Researchers Hacked Boeing 747's on-board Entertainment System

Pen Test Partners' specialists managed to install a web shell in the onboard entertainment system of a Boeing-747 passenger aircraft for constant access to it due to a vulnerability that has been present in the system since 1999.

This attack is rather of great interest than a real threat - it is too difficult to carry out during a real flight, and the Boeing 747 is rare these days.

“This turned out to be more challenging than we expected, mainly because the on-board entertainment system is 25 years old and lacks many of the features that were taken for granted in later systems, but we succeeded,” the researchers said.

The system was so outdated that its management server ran on Windows NT4 SP3, the long-standing ancestor of modern Windows Servers. Due to the age of the system, researchers could not even take advantage of modern penetration testing tools - NT4 existed before all the current attack surfaces, such as the Remote Desktop Protocol, appeared.

Simply put, modern tools and techniques for hacking the Boeing 747's onboard entertainment system are not suitable. Metasploit almost failed, and even Backtrack, the predecessor to Kali Linux, failed, which left researchers at a standstill.

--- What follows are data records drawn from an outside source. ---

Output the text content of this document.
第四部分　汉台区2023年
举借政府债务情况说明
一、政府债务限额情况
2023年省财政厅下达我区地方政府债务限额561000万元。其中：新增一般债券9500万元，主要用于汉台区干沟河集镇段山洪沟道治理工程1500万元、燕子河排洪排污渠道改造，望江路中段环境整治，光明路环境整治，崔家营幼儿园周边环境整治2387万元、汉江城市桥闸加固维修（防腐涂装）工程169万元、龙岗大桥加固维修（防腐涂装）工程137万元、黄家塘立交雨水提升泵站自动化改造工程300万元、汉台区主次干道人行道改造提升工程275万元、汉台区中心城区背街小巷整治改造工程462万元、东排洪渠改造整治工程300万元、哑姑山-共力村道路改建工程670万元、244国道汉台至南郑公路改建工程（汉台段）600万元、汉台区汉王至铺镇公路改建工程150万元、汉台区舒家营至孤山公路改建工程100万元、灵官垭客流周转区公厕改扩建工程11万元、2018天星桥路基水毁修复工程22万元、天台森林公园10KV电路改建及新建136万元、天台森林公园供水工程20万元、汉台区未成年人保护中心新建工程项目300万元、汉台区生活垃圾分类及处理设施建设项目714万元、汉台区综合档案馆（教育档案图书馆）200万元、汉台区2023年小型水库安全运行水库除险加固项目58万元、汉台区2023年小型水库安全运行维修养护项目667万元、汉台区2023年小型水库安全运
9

“This is where we get into the intricacies of NT4. Typically, the payload is executed using an internal Windows function called cscript. Cscript is used in almost all versions of Windows as a script launching tool, with which any scripts like Visual Basic, C #, etc. can be created and run. However, NT4 does not have cscript, since the operating system is older than this tool, so any scripts can be run, apparently was not possible, ”the researchers explained.

Alternative scripting tools were also missing from the NT4 in-flight entertainment system, so remote code execution was not possible. Moreover, the system was a stand-alone workstation, not a domain, so it was also impossible to intercept the hash over the network.

Another problem was that real-time and on-site network testing required the aircraft to be powered up. Doing this with an auxiliary power unit (APU) meant fueling a small jet turbine in the tail end of the airliner, and a typical Boeing 747 APU burns 300-400 kg of Jet A1 fuel per hour (equivalent to $ 250 per hour).

The NT4 version, on the basis of which the aircraft entertainment system studied by the researchers worked, using the version of Internet Information Services v4.0, in which vulnerabilities were discovered back in 2000. With a little character encoding trick, the researchers were able to traverse the directory during system installation. Modern operating systems tend to use the UTF-8 standard, which encodes characters in one byte rather than two as UTF-16, so researchers had to recode the commands before deployment.

“In every directory traversal attack, the attacked program must be on the same disk as the webserver. In our case, we needed the system32 folder to be on the same drive as the on-board entertainment system, ”the researchers explained.

The second vulnerability exploited by experts allowed them to gain permanent access to the system through a web shell. This is a 20-year-old remote code execution vulnerability - CVE-1999-1011.

In the end, the researchers infiltrated the system using the Metasploit TFTP server module to gain command-line access, and from there retrieved the administrator password hash and cracked it.